The Reformation: Monday - Sola Scriptura
As we approach the 500 year anniversary of the start of the Protestant Reformation, it's an opportune time to think through the doctrines that brought the Reformation to begin with, eternal truths that we still protect today. They can be summarized in the 5 Solas: Latin terms for the 5 most definitive Christian defenses leading to this momentous event in church history.
Today we tackle Sola Scriptura. This is the doctrine that claims that God's Word alone is sufficient in giving us the truth necessary for salvation. The Bible takes itself this seriously within the Bible itself. "All Scripture is breathed out by God and profitable for teaching, for reproof, for correction, and for training in righteousness, that the man of God may be competent, equipped for every good work." (2 Tim. 3:16-17) Jesus considered sacred the revealed word of God to the prophets and the revealed law of God to Moses. Peter, in his letters, considers already the letters of Paul to be Scripture, the Word of God to be revered and protected (2 Peter 3:14-16).
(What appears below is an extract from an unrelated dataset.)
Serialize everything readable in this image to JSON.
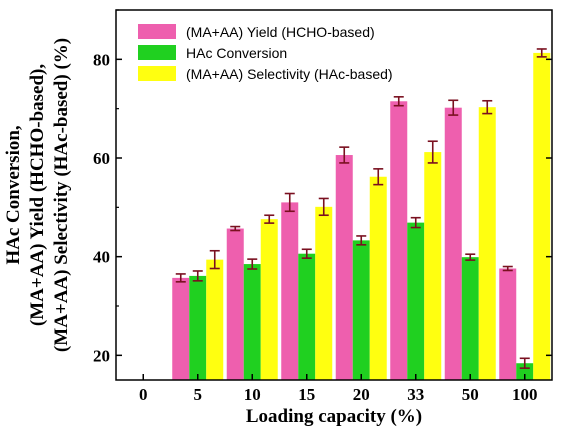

When the Incarnate Lord came down, it is fitting that he is described as The Word come down, dwelling amongst us. The second person of the Trinity brings with him the message of God's truth in his words, life, and actions, and he gives that same authority to the revealed Word as it had unfolded through redemptive history.
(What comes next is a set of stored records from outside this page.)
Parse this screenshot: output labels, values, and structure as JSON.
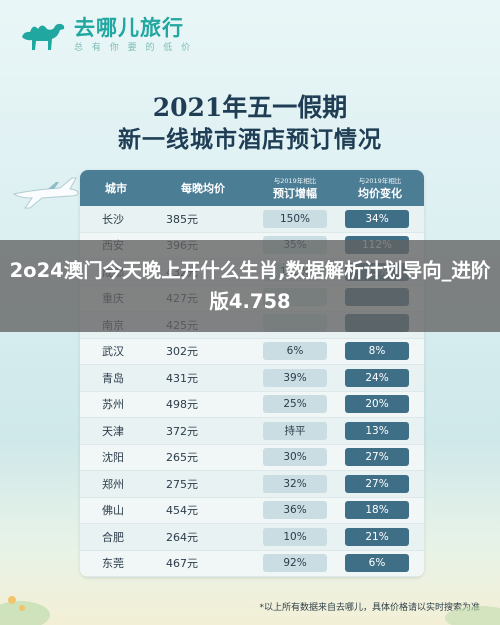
{
  "brand": {
    "name": "去哪儿旅行",
    "slogan": "总 有 你 要 的 低 价",
    "color": "#1fa7a0"
  },
  "title": {
    "line1": "2021年五一假期",
    "line2": "新一线城市酒店预订情况"
  },
  "table": {
    "headers": {
      "city": "城市",
      "price": "每晚均价",
      "booking_note": "与2019年相比",
      "booking": "预订增幅",
      "change_note": "与2019年相比",
      "change": "均价变化"
    },
    "rows": [
      {
        "city": "长沙",
        "price": "385元",
        "booking": "150%",
        "change": "34%"
      },
      {
        "city": "西安",
        "price": "396元",
        "booking": "35%",
        "change": "112%"
      },
      {
        "city": "成都",
        "price": "432元",
        "booking": "138%",
        "change": "23%"
      },
      {
        "city": "重庆",
        "price": "427元",
        "booking": "",
        "change": ""
      },
      {
        "city": "南京",
        "price": "425元",
        "booking": "",
        "change": ""
      },
      {
        "city": "武汉",
        "price": "302元",
        "booking": "6%",
        "change": "8%"
      },
      {
        "city": "青岛",
        "price": "431元",
        "booking": "39%",
        "change": "24%"
      },
      {
        "city": "苏州",
        "price": "498元",
        "booking": "25%",
        "change": "20%"
      },
      {
        "city": "天津",
        "price": "372元",
        "booking": "持平",
        "change": "13%"
      },
      {
        "city": "沈阳",
        "price": "265元",
        "booking": "30%",
        "change": "27%"
      },
      {
        "city": "郑州",
        "price": "275元",
        "booking": "32%",
        "change": "27%"
      },
      {
        "city": "佛山",
        "price": "454元",
        "booking": "36%",
        "change": "18%"
      },
      {
        "city": "合肥",
        "price": "264元",
        "booking": "10%",
        "change": "21%"
      },
      {
        "city": "东莞",
        "price": "467元",
        "booking": "92%",
        "change": "6%"
      }
    ]
  },
  "footnote": "*以上所有数据来自去哪儿，具体价格请以实时搜索为准",
  "overlay": {
    "text": "2o24澳门今天晚上开什么生肖,数据解析计划导向_进阶版4.758"
  }
}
It is right then for us to defend the sufficiency of Scripture for salvation. It is not a tool that we use to guide people to truth, it is the guide itself. We point to it, not the other way around. No other institution, tradition, pastor, or ritual can teach you about salvation through Jesus Christ like the Word of God. It is true that at points in church history the church itself is elevated to a status of authority that befits it not, where its word coming down into the lives of people carries equal weight with the Word of God. It is never right for the church to take on this kind of authority. Instead the church is to take its authority from the Word of God, leading in spiritual guidance, Scriptural teaching, administering sacraments, and exercising discipline only as governed by God's Word.
There is a strong theme of the conscience that runs throughout the New Testament. Our thoughts and instincts are to be tested against God's Word, but in matters where the decision is not just clear from the Bible, the conscience is to guide - a conscience governed by study of The Word. But the church is not to be a substitute where God's Word is silent - the church is not to bind one's conscience by deciding on behalf of the whole.
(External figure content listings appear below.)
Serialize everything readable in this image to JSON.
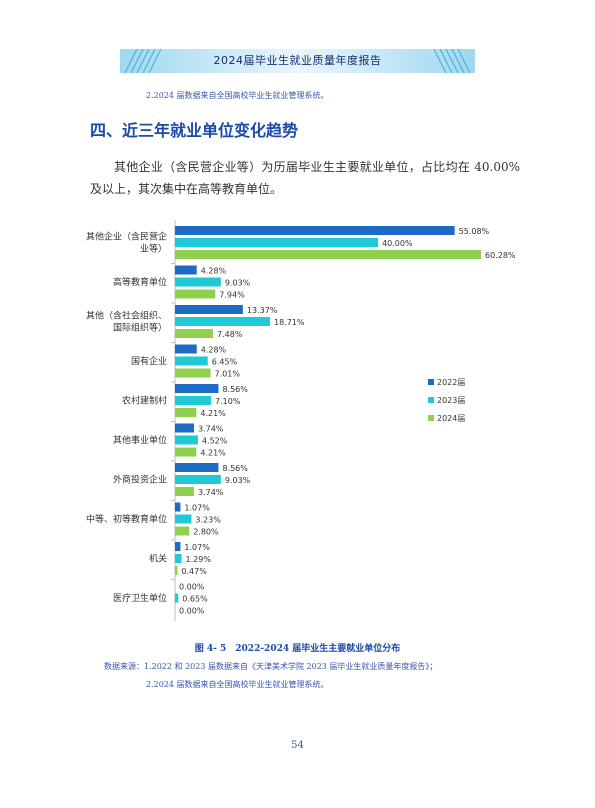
{
  "header": {
    "title": "2024届毕业生就业质量年度报告"
  },
  "top_note": "2.2024 届数据来自全国高校毕业生就业管理系统。",
  "section_title": "四、近三年就业单位变化趋势",
  "body_text": "其他企业（含民营企业等）为历届毕业生主要就业单位，占比均在 40.00%及以上，其次集中在高等教育单位。",
  "caption": "图 4- 5　2022-2024 届毕业生主要就业单位分布",
  "source_line1": "数据来源：1.2022 和 2023 届数据来自《天津美术学院 2023 届毕业生就业质量年度报告》；",
  "source_line2": "2.2024 届数据来自全国高校毕业生就业管理系统。",
  "page_number": "54",
  "colors": {
    "accent": "#1b4aa8",
    "s2022": "#1e6bc6",
    "s2023": "#1fc9d6",
    "s2024": "#8fd14f"
  },
  "chart_data": {
    "type": "bar",
    "orientation": "horizontal",
    "title": "",
    "xlabel": "",
    "ylabel": "",
    "xlim": [
      0,
      65
    ],
    "grid": false,
    "legend_position": "right",
    "categories": [
      [
        "其他企业（含民营企",
        "业等）"
      ],
      [
        "高等教育单位"
      ],
      [
        "其他（含社会组织、",
        "国际组织等）"
      ],
      [
        "国有企业"
      ],
      [
        "农村建制村"
      ],
      [
        "其他事业单位"
      ],
      [
        "外商投资企业"
      ],
      [
        "中等、初等教育单位"
      ],
      [
        "机关"
      ],
      [
        "医疗卫生单位"
      ]
    ],
    "series": [
      {
        "name": "2022届",
        "values": [
          55.08,
          4.28,
          13.37,
          4.28,
          8.56,
          3.74,
          8.56,
          1.07,
          1.07,
          0.0
        ],
        "labels": [
          "55.08%",
          "4.28%",
          "13.37%",
          "4.28%",
          "8.56%",
          "3.74%",
          "8.56%",
          "1.07%",
          "1.07%",
          "0.00%"
        ]
      },
      {
        "name": "2023届",
        "values": [
          40.0,
          9.03,
          18.71,
          6.45,
          7.1,
          4.52,
          9.03,
          3.23,
          1.29,
          0.65
        ],
        "labels": [
          "40.00%",
          "9.03%",
          "18.71%",
          "6.45%",
          "7.10%",
          "4.52%",
          "9.03%",
          "3.23%",
          "1.29%",
          "0.65%"
        ]
      },
      {
        "name": "2024届",
        "values": [
          60.28,
          7.94,
          7.48,
          7.01,
          4.21,
          4.21,
          3.74,
          2.8,
          0.47,
          0.0
        ],
        "labels": [
          "60.28%",
          "7.94%",
          "7.48%",
          "7.01%",
          "4.21%",
          "4.21%",
          "3.74%",
          "2.80%",
          "0.47%",
          "0.00%"
        ]
      }
    ]
  }
}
I used to describe Scriptural authority this way to children: if you were lost in a forest and met three people, who would you follow: the first man says he's as lost as you are, no idea how he got there; the second person said he's been there before, has some familiarity with these trails, so he thinks he can get you home; the third person says, "I invented these trails. I made this forest - follow me." You would follow person #3. And the Lord of the universe has given us a guidebook, and in it is the gift of life. Devour it for all that it is and rest in its completeness.